In [6]:
import numpy as np
import pandas as pd
import seaborn as sns
import statsmodels.api as sm

from pyfixest.estimation import feols
from pyfixest.utils import get_data
from pyfixest import etable


    You have loaded the 'pyfixest.did' module. While every function is tested in `tests/test_did.py`,
    the module is not yet as thoroughly tested as I would like. So please use it with caution and
    provide feedback in case you stumble over any bugs!
    


## **Exercise, Work from Home and Performance.**

### Experiment Description
Ctrip, which, as of 2016, had 16,000 employees and a NASDAQ valuation of nearly $10 billion, was interested in the potential of WFH to reduce its high office rental costs and annual staff turnover of 50%. At the same time, managers worried that allowing employees to work away from the direct oversight of their supervisors would lead to a large increase in shirking.
 
Given the uncertainty surrounding the effects of WFH in the research literature as well as in practice, Ctrip decided to run a randomized controlled trial. The authors assisted in designing the experiment and, whenever feasible, our recommendations were followed by management. We had complete access to the resulting data, as well as to data from surveys conducted by the firm. We also conducted various surveys ourselves and numerous interviews with employees, line supervisors and senior management.
 
In this nine-month experiment, Ctrip asked the 996 employees in the airfare and hotel departments of its Shanghai call center whether they would be interested in WFH four days a week, with the fifth day in the office. Approximately half of the employees (503) were interested, particularly those who were married, had children and faced long commutes. Of these, 249 were qualified to take part in the experiment by virtue of having at least six months’ tenure, broadband access and a private room at home in which they could work. After a lottery draw, those employees with even-numbered birthdays were selected for WFH, while those with odd-numbered birthdates stayed in the office to act as the control group.
 
Office and home workers used the same IT equipment, faced the same work order flow from a common central server, carried out the same tasks and were compensated under the same pay system, which included an element of individual performance pay. The only difference between the two groups was the location of work. This allows us to isolate the impact of WFH versus other practices that are often bundled alongside this practice in attempts to improve work-life balance, such as flexible work hours. Importantly, individual employees were not allowed to work overtime outside their team shift. In particular, eliminating commuting time did not permit the treatment group to work overtime, so this is not a factor directly driving the results.


### Variable definitions:

| Variable          | Description                                                                                         |
|-------------------|-----------------------------------------------------------------------------------------------------|
| `experiment_treatment` | Is the treatment on for this person in this week (`1` = on, `0` = not on) |
| `expgroup` | The treatment indicator; `1` = randomly assigned to work from home; `0` = randomly assigned to come to the office. |
| `personid`           | The ID of the worker.                                                                               |
| `year_week`          | The week of the measurement.                                                                        |
| `perform1`           | Overall performance metric devised by the company.                                                  |
| `phonecall`          | Number of phone calls in that week. (Note: not all employees have phone call counts due to their jobs.) |
| `logcalllength`      | Minutes on the phone in that week. (Note: not all employees have phone calls due to their jobs.)   |
| `children`           | Does the person have children? (`1` or `0`)                                                         |
| `married`            | Married? (`1` or `0`)                                                                               |
| `commute`            | Cost of commute (yuan)                                                                              |
| `bedroom`            | Does the worker have their own bedroom? (`1` or `0`)                                                |
| `high_educ`          | Does the worker have a high school education or above (`1` or `0`)                                  |
| `tenure`             | The worker’s tenure in months.                                                                      |
| `grosswage`          | Monthly wage in yuan.                                                                               |
| `age`                | The worker’s age.                                                                                   |
| `men`                | Is the worker a man (`1` or `0`).     

In [12]:
data_wfh = pd.read_csv("wfh_small_heterog.csv")

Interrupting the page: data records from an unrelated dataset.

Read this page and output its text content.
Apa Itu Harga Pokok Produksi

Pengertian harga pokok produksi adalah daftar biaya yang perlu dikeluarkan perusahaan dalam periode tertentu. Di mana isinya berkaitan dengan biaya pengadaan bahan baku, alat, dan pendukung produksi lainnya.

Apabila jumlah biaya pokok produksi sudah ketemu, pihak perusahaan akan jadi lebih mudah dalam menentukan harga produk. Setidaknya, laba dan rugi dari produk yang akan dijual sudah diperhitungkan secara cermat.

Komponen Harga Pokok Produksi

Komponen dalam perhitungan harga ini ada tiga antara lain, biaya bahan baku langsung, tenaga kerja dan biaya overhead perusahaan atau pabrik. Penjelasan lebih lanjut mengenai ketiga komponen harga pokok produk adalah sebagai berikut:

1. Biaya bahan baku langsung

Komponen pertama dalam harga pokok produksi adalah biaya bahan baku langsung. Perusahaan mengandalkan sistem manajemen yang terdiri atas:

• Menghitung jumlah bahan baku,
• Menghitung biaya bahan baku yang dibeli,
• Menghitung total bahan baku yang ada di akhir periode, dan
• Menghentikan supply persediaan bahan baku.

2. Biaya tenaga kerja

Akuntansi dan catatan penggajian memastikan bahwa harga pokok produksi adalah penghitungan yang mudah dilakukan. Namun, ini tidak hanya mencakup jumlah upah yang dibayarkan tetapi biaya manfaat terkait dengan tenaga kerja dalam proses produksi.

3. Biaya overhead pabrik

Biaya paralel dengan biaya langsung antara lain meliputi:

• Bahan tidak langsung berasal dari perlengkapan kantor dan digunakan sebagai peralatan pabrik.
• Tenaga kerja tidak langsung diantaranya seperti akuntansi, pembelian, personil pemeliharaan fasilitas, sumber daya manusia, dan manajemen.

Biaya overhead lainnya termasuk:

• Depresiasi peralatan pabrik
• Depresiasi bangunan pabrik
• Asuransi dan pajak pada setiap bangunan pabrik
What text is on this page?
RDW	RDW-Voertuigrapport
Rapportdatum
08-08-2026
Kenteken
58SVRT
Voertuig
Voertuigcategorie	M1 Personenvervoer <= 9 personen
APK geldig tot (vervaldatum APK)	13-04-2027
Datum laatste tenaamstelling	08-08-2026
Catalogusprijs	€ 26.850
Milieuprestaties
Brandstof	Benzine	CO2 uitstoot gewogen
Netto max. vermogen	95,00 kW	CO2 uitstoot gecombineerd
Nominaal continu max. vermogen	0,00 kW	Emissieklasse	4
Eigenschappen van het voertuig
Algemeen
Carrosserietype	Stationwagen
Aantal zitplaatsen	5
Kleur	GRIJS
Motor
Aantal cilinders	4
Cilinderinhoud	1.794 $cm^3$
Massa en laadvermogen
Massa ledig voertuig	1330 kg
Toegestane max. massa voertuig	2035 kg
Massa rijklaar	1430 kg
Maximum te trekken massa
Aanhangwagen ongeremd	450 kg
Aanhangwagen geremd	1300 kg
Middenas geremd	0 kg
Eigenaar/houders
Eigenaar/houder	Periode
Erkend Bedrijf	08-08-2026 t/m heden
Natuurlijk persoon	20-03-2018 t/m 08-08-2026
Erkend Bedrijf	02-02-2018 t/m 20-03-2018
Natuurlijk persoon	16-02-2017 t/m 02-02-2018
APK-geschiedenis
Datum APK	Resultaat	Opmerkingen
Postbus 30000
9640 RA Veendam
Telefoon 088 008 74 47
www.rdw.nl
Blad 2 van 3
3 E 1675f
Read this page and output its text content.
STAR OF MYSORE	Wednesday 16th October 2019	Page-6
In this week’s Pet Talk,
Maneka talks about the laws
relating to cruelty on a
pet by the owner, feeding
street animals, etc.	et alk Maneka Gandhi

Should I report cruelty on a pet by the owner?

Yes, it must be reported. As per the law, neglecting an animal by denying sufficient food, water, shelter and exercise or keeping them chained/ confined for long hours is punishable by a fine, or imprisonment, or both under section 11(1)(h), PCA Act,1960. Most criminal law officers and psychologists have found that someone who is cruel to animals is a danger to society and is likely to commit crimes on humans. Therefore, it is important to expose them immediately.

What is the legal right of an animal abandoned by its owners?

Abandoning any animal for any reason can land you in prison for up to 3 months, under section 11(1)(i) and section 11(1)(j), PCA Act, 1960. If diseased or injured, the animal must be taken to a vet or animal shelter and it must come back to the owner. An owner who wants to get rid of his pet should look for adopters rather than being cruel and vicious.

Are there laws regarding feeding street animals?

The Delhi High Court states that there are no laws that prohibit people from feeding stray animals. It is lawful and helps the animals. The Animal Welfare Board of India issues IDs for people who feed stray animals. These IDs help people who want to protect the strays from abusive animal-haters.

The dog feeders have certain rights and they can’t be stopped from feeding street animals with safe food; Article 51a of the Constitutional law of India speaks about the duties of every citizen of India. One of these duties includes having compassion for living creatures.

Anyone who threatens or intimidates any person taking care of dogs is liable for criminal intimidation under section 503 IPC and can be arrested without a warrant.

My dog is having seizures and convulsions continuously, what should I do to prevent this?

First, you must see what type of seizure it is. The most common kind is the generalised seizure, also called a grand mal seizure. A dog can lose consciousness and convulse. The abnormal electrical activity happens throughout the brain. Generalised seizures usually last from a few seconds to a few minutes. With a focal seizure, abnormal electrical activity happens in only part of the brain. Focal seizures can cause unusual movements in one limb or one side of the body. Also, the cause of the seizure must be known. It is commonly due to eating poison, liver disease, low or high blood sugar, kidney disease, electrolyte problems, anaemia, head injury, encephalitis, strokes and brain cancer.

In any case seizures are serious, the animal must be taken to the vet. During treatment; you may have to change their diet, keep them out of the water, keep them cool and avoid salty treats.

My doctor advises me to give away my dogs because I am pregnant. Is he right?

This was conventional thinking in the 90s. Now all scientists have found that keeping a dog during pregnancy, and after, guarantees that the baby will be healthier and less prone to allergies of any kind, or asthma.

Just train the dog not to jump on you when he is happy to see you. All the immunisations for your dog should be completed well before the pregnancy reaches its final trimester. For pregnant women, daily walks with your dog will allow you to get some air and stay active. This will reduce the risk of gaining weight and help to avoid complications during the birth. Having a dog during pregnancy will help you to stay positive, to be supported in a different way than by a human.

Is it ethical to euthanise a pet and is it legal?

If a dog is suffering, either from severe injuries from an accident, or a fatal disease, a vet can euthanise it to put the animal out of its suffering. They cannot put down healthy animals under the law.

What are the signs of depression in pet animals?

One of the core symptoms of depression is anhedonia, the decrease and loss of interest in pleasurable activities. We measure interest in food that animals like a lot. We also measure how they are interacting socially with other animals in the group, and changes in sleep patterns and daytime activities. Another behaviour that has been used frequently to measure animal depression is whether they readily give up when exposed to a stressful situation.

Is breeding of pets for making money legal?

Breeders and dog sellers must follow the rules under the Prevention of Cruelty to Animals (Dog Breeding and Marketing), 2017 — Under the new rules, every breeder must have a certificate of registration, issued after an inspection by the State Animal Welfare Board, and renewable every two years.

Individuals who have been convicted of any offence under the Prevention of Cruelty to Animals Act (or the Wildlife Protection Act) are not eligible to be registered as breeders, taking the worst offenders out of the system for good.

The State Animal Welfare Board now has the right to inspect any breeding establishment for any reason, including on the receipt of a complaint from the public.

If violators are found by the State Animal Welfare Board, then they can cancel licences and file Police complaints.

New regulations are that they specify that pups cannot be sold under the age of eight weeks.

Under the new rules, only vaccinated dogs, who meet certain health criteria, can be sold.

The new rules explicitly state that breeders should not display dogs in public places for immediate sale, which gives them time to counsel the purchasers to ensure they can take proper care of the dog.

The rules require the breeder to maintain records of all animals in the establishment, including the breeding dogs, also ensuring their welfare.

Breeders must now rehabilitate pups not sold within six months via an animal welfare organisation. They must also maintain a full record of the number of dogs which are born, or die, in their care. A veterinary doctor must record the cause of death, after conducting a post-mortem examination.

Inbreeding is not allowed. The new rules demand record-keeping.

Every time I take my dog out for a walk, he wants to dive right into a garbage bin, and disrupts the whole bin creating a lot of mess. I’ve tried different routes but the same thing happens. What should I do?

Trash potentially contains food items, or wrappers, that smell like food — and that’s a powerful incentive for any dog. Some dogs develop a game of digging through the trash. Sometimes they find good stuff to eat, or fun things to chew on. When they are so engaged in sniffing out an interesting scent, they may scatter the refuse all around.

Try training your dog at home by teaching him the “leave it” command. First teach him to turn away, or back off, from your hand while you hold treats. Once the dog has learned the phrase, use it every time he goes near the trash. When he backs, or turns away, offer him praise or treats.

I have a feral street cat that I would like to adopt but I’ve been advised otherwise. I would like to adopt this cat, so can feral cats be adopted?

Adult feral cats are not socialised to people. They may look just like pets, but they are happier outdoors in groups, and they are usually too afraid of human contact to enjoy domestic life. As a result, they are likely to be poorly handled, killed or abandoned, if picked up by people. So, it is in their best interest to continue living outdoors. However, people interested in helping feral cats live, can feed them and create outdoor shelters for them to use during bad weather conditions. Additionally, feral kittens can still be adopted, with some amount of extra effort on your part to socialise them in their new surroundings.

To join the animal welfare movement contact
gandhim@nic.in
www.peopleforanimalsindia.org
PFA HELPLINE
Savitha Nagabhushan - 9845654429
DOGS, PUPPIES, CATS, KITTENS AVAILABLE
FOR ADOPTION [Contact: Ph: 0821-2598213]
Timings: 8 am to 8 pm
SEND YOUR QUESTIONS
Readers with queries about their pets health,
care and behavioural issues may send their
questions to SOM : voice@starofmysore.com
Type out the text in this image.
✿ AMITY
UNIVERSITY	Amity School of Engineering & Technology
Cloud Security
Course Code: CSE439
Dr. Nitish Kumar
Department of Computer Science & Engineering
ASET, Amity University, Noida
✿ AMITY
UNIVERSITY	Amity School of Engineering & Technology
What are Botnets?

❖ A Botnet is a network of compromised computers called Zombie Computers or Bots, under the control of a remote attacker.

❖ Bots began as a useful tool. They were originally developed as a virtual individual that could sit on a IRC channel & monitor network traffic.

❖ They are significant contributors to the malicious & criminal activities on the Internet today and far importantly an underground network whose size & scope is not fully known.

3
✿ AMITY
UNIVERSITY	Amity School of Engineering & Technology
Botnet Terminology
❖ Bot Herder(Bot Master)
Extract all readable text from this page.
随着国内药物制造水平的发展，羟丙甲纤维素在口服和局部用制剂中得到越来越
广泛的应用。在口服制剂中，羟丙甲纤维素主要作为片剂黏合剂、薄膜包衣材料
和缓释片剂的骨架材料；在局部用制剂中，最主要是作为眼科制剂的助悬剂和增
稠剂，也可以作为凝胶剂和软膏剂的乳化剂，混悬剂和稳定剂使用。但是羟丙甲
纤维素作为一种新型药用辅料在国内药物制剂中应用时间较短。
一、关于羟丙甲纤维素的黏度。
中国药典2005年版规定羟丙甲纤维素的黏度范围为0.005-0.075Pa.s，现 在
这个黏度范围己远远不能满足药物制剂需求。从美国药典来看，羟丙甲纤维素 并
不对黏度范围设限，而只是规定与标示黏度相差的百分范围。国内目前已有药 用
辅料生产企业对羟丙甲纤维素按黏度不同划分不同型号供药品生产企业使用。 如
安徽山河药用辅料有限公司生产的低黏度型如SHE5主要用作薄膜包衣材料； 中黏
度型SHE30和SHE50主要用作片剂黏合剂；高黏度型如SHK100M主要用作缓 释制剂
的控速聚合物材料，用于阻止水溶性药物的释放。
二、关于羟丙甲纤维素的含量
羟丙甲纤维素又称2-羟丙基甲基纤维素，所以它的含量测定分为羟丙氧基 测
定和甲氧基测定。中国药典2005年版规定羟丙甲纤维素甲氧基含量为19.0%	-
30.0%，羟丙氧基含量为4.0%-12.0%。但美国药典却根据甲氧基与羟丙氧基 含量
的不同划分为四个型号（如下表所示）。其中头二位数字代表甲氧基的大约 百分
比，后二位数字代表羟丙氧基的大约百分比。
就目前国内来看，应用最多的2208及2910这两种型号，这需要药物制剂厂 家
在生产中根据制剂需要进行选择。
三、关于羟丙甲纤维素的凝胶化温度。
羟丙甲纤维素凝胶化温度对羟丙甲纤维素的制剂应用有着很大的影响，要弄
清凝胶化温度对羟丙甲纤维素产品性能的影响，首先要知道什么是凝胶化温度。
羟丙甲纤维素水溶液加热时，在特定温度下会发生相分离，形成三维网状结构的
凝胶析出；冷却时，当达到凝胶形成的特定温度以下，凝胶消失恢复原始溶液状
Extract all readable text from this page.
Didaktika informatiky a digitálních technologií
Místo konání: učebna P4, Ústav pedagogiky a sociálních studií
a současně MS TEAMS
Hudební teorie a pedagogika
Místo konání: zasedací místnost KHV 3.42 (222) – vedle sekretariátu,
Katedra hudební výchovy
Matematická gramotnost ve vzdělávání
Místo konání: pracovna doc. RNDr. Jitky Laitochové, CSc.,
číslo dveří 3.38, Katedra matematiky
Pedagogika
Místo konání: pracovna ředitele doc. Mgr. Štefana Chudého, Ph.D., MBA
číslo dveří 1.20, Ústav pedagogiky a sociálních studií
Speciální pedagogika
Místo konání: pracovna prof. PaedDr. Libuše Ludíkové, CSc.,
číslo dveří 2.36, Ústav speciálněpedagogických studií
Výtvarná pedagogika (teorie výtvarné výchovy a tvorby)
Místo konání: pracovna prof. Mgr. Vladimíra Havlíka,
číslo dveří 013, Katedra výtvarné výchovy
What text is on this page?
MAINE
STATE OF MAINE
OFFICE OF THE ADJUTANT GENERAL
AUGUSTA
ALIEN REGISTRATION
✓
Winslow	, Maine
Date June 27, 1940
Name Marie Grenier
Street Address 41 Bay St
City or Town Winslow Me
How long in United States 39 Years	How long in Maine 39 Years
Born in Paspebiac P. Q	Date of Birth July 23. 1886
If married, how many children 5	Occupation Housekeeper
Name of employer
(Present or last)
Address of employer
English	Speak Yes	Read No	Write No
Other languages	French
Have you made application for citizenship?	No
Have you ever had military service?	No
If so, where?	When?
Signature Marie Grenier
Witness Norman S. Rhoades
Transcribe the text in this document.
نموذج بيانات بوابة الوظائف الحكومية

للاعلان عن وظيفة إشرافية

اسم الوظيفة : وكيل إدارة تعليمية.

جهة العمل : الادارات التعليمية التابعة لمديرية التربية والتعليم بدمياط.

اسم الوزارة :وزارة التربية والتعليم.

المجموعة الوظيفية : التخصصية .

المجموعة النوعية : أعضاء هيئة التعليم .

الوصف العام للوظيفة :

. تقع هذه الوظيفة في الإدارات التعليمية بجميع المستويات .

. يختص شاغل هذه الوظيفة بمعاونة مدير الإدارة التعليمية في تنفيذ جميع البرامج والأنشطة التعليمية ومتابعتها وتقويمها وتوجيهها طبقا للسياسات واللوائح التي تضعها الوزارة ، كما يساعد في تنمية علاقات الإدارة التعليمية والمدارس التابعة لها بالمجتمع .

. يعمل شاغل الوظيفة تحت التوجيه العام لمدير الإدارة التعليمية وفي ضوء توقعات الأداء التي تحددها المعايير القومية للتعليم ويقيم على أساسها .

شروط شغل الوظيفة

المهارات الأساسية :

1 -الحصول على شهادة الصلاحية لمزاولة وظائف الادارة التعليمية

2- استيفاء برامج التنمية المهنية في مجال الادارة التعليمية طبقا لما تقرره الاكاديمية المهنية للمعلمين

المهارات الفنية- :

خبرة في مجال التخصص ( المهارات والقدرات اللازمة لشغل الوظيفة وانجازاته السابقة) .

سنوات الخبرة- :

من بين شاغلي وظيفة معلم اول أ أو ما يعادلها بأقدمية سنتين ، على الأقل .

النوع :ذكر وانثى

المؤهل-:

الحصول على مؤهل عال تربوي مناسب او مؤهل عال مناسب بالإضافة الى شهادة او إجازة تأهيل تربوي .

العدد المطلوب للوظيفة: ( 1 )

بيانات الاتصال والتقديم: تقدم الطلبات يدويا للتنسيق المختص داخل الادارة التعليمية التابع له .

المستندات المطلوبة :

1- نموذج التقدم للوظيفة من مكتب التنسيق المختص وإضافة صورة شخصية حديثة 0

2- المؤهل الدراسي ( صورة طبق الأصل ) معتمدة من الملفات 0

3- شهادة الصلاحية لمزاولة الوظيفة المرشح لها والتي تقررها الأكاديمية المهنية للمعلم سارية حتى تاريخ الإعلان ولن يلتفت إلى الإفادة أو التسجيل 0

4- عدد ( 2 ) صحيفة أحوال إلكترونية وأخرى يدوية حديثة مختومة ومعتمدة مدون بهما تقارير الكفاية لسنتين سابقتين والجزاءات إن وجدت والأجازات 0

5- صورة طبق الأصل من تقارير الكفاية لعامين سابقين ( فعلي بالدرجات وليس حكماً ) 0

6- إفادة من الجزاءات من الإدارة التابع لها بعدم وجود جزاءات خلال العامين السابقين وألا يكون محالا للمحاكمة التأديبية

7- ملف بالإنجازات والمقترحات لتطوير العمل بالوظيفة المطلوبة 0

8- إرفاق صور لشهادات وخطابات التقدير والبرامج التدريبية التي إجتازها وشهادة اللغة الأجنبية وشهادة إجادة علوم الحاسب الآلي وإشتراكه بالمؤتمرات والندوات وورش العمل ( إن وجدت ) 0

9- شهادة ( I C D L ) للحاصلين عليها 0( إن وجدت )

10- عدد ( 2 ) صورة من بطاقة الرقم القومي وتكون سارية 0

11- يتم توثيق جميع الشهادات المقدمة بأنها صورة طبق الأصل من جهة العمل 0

Your task is to use difference in differences to answer the following questions:
1) What is the effect of wfh on performance?
2) What is the effect of wfh on phone calls?
3) What is the effect of wfh on call length?

How do you interpret the results?


In [21]:
# This is the basic model without fixed effects. Note, we are clustering the standard errors at the person level, since this is the unit of randomization.
model = feols("perform1 ~ experiment_treatment", data = data_wfh).vcov({"CRV3": "personid"})
etable(model)

                                est1
--------------------  --------------
depvar                      perform1
------------------------------------
Intercept             -0.044 (0.036)
experiment_treatment   0.027 (0.058)
------------------------------------
------------------------------------
R2                             0.000
S.E. type               by: personid
Observations                   2E+04
------------------------------------
Significance levels: * p < 0.05, ** p < 0.01, *** p < 0.001
Format of coefficient cell:
Coefficient (Std. Error)